Unlike in writing other essay styles, assertions are required in writing argument and persuasion essays. They direct the layout of your essay.
I can see my essay will layout with anecdotes from the lives of my own children. I will distinguish the characteristics necessary for good emotional development and show how they are present in the divorce. I will contrast my experience raising children in one two-parent household with my experience of raising them in my single-parent household while sharing them with their dad’s household to show increased opportunities for my children’s emotional growth.
Assertions are always statements, never incomplete sentences, never questions. I could not write a strong argument if I merely wrote, “Raising children when you divorce.” I could not write a strong argument if I merely asked, “Can a divorce be the opportunity for raising emotionally enriched children?” My answer to that question is yes, but the word “yes” is not a blueprint–it doesn’t tell me the cause and effect or define emotional enrichment. The answer to that question in a full sentence is an assertion. My assertion keeps me focused on what I am going to say to back it up and on the order that will best help me support it. The assertion provides not only a layout plan; it is a lighthouse guiding me away from the rocks of illogic and incoherence.
Write the assertions you can think of concerning your passion items. Select the assertion that most interests you. There are two more exercises ahead before you start writing.
Your personal experience may include the following information to support your assertion or you might seek some of this information as you are writing:
1) the testimony of experts, authorities, and others who should know
2) statistics
3) comparisons of essential nature (an essay I read compared all of us who use up the planet’s resources to airplane mechanics who pop rivets off a plane say there are plenty more to keep the plane together)
4) the history of how something happened
5) the effects of something that happened
6) solutions to a problem
7) an account of the opposition’s argument (the chorus of voices I spoke about earlier) and way of thinking
8) your counter to that point of view.
By reporting opposing points of view, you show your astuteness and your respect for differences of opinion. This invites readers to consider your opinion. Providing the opposition’s point of view credits you; it shows you have looked deeply into your situation.
To start developing your essay, write your assertion across the top of a blank page. Then list the supports and evidences you might use in making your argument.
This process may have some surprises for you. Sometimes you’ll make an assertion you feel strongly about, but when you begin to support it, you’ll find you have more ammunition for the opposite side. Well, switch sides then!

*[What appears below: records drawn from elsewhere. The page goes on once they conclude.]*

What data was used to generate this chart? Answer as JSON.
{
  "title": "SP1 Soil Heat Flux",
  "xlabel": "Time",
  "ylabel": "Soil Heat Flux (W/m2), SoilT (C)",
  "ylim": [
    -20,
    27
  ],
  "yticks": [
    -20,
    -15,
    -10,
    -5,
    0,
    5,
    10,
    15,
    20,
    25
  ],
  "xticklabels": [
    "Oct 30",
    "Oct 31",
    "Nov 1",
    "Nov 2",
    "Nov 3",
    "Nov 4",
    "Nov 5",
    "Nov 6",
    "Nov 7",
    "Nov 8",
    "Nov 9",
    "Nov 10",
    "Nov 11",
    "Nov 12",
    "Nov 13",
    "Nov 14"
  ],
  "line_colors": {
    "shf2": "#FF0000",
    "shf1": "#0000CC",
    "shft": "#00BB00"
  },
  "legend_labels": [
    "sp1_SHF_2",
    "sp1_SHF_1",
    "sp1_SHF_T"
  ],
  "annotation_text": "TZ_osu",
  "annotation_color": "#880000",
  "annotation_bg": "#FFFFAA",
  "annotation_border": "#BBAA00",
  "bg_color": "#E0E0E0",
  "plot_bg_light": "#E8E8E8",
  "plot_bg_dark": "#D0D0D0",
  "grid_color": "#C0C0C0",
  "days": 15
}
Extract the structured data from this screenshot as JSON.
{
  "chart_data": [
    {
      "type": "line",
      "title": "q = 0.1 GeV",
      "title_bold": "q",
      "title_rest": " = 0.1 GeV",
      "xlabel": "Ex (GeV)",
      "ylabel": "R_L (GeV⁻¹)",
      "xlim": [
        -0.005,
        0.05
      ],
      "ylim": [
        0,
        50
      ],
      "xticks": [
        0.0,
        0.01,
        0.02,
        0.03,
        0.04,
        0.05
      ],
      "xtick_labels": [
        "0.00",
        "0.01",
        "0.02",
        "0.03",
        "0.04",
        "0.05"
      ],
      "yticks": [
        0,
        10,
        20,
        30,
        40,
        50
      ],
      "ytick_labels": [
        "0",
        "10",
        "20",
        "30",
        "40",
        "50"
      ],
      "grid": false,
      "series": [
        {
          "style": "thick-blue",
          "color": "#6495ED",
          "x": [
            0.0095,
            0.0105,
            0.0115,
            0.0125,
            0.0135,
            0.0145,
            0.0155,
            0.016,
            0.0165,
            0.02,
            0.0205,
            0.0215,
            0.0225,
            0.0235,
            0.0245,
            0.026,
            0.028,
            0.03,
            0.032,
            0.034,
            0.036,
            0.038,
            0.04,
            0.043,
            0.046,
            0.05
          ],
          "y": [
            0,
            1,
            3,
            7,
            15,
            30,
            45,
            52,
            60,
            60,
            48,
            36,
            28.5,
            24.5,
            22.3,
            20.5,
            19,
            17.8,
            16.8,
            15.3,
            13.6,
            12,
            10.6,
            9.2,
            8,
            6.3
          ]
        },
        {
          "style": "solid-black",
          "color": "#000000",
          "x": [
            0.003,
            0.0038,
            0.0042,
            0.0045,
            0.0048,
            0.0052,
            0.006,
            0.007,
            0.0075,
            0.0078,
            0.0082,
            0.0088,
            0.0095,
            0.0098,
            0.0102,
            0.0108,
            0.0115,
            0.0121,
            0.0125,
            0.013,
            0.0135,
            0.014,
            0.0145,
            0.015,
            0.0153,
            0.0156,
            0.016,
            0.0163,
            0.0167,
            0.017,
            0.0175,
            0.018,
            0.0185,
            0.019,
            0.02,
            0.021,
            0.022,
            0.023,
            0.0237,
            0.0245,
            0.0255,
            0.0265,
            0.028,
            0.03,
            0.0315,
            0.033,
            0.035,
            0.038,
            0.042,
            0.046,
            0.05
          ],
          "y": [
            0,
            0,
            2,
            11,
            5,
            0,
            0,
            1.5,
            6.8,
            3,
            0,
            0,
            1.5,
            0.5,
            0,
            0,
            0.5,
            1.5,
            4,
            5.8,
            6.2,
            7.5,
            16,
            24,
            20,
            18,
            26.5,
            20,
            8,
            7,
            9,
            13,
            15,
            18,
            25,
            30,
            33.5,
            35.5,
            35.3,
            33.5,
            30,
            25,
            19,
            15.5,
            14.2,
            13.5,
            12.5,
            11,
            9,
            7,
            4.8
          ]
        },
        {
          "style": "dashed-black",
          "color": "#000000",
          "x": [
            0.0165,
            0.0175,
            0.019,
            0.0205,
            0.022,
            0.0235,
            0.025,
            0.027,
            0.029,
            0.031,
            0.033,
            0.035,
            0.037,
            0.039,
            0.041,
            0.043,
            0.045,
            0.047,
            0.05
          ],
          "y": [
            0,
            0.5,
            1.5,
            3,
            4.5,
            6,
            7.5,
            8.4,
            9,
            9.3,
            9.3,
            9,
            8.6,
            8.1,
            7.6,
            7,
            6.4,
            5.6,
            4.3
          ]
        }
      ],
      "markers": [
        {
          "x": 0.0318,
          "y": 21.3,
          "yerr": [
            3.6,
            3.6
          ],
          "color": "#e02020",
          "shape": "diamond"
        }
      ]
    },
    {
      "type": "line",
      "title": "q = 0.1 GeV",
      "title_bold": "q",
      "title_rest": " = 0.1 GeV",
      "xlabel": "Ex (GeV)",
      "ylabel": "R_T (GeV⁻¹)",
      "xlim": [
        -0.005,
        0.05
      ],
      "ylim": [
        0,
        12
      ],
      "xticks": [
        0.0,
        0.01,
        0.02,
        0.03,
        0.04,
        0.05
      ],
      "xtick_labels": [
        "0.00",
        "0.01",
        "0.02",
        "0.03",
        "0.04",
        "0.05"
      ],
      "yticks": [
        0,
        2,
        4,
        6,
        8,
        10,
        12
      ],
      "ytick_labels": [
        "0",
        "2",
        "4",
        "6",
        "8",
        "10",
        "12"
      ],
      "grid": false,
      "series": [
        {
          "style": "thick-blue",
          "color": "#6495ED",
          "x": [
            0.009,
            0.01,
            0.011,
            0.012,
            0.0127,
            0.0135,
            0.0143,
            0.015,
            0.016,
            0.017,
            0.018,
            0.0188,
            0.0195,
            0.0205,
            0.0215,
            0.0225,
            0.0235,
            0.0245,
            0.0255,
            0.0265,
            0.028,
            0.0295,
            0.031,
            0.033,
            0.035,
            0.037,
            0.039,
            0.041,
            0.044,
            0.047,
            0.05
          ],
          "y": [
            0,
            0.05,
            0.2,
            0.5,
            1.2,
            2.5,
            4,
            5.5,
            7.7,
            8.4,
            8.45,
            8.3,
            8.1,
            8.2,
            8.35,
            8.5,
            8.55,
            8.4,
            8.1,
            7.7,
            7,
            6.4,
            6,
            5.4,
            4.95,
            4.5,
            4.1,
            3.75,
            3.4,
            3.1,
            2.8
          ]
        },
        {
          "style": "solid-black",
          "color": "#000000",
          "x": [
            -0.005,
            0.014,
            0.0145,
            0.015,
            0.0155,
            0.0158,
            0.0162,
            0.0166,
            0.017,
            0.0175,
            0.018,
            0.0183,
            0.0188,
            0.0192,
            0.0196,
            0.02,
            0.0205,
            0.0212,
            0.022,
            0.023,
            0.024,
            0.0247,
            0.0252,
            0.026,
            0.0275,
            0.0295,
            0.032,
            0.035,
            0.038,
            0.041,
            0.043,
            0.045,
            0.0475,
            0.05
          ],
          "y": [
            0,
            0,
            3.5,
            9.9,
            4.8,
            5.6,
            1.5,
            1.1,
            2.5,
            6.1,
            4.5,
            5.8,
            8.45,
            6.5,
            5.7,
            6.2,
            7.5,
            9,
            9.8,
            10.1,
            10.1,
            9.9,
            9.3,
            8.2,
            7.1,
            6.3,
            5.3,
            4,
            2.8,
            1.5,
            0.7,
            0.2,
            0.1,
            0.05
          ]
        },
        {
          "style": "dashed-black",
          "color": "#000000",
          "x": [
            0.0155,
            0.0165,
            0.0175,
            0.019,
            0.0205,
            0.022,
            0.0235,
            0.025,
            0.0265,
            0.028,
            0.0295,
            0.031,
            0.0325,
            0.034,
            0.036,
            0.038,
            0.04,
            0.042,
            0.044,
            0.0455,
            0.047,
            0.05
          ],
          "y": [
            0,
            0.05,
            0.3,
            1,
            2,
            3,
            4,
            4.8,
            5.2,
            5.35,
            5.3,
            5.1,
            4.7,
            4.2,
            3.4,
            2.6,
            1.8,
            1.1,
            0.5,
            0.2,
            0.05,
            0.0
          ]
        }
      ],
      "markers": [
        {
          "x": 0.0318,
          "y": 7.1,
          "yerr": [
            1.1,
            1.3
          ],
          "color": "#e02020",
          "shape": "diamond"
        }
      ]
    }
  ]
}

Now that you have written your assertion and thought up supports for it, decide on the order you will use to present the supports for a powerful argument. A good strategy is to put your strongest support first and tuck in the weakest next. Then you can put your third strongest support in and after that your second strongest. This will help you get the reader’s attention and keep it. You don’t want to let your argument wind down or fizzle out by exhausting your best arguments first.
After you develop your argument based on your first round of response, get additional response. Then you might want to leave this piece alone for several days. When you come back to it, are you still persuaded? Does this writing represent what you believe? Can you see the importance of what you have lived now that you have written it in this style?